La nostra seconda riflessione riguarda la natura stessa della società capitalistica che attribuisce valore solo a ciò che valorizza il Capitale e non a ciò che è socialmente utile, quando non necessario, alla valorizzazione della nostra socialità, alla costruzione dell’eguaglianza, alla ricerca della conoscenza e di ciò che piacevole e/o bello, ecc.

L’inclusione di sfere sempre più ampie di attività umana nel processo di valorizzazione, l’investimento soggettivo, il lavoro senza limiti, la soggettivizzazione del lavoro, l’aumento della durata del tempo di lavoro e l’aumento della densità dello stesso (condensazione), contribuiscono a creare un nuovo tipo di uomo, per molti aspetti più “maturo”, se così possiamo dire, rispetto al passato anche recente, ma anche più fragile.

Un uomo che è terribilmente esposto alle vicende, alle modificazioni del contenuto del lavoro, continuamente illuso dalle sirene capitalistiche, e sempre disilluso dalla realtà.

Questo stesso uomo, così fragilizzato, vive in una società che attribuisce valore solo a ciò che valorizza il capitale, e che spesso trascura ciò che è socialmente utile.

La ricerca di un aumento di conoscenza, la ricerca del bello, la costruzione di più alti livelli di libertà e uguaglianza, sono problematiche, quando non impossibili.

La contraddizione fra lavoro e società, fra vissuti lavorativi e vissuti sociali diviene alta, a volte insuperabile, come ci dicono gli indicatori di sofferenza (depressioni, suicidi, etc.). Questo ci viene segnalato dalle ricerche sulla soggettività svolte nel passato e da quelle in corso. Crediamo sia utile tenerne conto.


* Francesco Garibaldo è sociologo.
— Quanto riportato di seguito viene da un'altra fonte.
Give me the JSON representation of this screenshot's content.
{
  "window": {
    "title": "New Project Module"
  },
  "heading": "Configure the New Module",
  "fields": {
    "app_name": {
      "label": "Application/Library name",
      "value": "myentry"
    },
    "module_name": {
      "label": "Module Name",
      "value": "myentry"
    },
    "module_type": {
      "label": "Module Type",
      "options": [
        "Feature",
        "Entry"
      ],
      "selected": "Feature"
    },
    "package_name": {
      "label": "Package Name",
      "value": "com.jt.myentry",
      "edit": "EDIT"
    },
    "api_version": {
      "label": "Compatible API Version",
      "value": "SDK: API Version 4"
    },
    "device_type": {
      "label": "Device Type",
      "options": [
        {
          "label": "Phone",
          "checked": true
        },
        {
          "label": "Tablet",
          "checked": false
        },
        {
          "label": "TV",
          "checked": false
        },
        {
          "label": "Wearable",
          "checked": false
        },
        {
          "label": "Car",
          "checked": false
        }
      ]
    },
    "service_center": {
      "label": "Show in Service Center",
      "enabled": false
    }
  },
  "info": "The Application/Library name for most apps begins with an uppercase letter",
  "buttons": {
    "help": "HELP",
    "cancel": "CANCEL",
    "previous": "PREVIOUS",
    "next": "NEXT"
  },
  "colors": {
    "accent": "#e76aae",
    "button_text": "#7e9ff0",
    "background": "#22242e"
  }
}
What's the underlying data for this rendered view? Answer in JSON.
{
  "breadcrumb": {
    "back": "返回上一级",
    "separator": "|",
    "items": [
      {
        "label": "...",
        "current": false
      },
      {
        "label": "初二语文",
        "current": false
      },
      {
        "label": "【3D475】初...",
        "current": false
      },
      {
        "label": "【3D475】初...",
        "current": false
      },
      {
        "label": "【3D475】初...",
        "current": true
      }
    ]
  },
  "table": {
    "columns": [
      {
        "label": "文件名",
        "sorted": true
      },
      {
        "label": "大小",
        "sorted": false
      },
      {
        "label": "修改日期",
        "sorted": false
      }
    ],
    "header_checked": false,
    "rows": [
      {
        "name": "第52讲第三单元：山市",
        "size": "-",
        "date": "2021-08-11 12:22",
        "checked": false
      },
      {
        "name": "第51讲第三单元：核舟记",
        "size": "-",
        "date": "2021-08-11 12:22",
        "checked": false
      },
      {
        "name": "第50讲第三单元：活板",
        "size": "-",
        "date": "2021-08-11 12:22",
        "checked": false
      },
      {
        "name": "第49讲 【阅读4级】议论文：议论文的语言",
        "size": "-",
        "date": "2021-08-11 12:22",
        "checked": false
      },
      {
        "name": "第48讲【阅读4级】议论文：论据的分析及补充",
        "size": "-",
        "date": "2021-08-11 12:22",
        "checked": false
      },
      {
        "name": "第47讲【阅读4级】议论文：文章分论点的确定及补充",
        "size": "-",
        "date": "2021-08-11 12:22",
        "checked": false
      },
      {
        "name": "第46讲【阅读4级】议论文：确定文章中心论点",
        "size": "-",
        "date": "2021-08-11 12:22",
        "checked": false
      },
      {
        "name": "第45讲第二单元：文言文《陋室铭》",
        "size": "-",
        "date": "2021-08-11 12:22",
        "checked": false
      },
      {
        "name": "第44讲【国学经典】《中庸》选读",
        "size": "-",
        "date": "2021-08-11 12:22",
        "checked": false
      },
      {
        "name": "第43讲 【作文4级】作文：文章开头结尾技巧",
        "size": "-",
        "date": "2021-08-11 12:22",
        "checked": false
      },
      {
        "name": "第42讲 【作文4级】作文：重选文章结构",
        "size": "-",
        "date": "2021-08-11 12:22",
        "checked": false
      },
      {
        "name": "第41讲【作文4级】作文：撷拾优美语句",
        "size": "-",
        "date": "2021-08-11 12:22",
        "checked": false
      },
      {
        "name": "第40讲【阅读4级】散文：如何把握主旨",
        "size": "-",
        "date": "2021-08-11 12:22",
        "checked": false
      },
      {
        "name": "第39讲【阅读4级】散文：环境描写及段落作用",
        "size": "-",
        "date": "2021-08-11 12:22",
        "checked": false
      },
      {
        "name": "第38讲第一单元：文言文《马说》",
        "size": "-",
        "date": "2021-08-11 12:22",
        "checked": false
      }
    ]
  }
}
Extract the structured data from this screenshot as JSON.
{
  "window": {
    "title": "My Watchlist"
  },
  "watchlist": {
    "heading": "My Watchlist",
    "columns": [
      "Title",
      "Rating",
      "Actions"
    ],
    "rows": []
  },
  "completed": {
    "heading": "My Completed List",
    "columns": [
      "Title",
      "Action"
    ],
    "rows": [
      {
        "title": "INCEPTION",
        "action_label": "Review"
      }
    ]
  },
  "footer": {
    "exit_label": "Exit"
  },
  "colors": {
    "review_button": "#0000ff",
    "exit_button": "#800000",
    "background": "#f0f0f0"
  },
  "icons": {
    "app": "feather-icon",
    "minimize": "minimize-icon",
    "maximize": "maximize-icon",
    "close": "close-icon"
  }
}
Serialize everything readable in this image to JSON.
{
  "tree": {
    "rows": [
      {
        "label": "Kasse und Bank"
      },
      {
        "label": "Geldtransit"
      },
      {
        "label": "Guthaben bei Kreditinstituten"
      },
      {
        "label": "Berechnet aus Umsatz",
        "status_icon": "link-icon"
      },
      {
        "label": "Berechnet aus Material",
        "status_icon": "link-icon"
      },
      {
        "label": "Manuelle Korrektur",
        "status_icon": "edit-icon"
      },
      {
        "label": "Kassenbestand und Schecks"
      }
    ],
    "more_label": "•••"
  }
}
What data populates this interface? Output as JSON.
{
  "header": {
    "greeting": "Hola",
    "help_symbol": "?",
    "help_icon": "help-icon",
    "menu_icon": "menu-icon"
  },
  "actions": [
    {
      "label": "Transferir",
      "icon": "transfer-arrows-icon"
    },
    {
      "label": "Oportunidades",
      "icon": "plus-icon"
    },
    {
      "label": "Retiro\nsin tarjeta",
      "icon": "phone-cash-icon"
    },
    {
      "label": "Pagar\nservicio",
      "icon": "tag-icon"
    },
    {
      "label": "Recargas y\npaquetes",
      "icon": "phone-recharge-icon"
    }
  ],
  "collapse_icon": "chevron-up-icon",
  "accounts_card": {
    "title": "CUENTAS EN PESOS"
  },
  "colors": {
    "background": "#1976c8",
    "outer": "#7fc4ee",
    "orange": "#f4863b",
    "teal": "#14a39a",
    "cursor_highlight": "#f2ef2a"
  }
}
È stato un dirigente sindacale della FIOM sino al 1991, poi ha diretto, sino al 2008, due istituti di ricerca – IRES nazionale sino al 1998, e poi l’ Istituto per Il Lavoro (IPL) – ed è oggi il direttore della Fondazione Claudio Sabattini.

** Emilio Rebecchi è psichiatra e psicoanalista. Oltre a incarichi istituzionali nella sanità dell’Emilia-Romagna, e di insegnamento universitario, si è sempre interessato ai problemi del lavoro: sino al 1977 ha prestato la sua attività nel Servizio di Medicina Preventiva dei Lavoratori della provincia di Bologna, è stato presidente del Centro studi MET (Mente e tecnologia), svolgendo numerose ricerche in particolare su salute psichica e condizioni di lavoro. È membro della Fondazione Claudio Sabattini.

Garibaldo e Rebecchi, a partire dagli anni Novanta, hanno organizzato e partecipato in ricerche sul lavoro in diversi ambienti lavorativi, riprendendo e innovando la tradizione italiana di inchieste operaie di Panzieri e il metodo della ricerca condivisa di Alquati.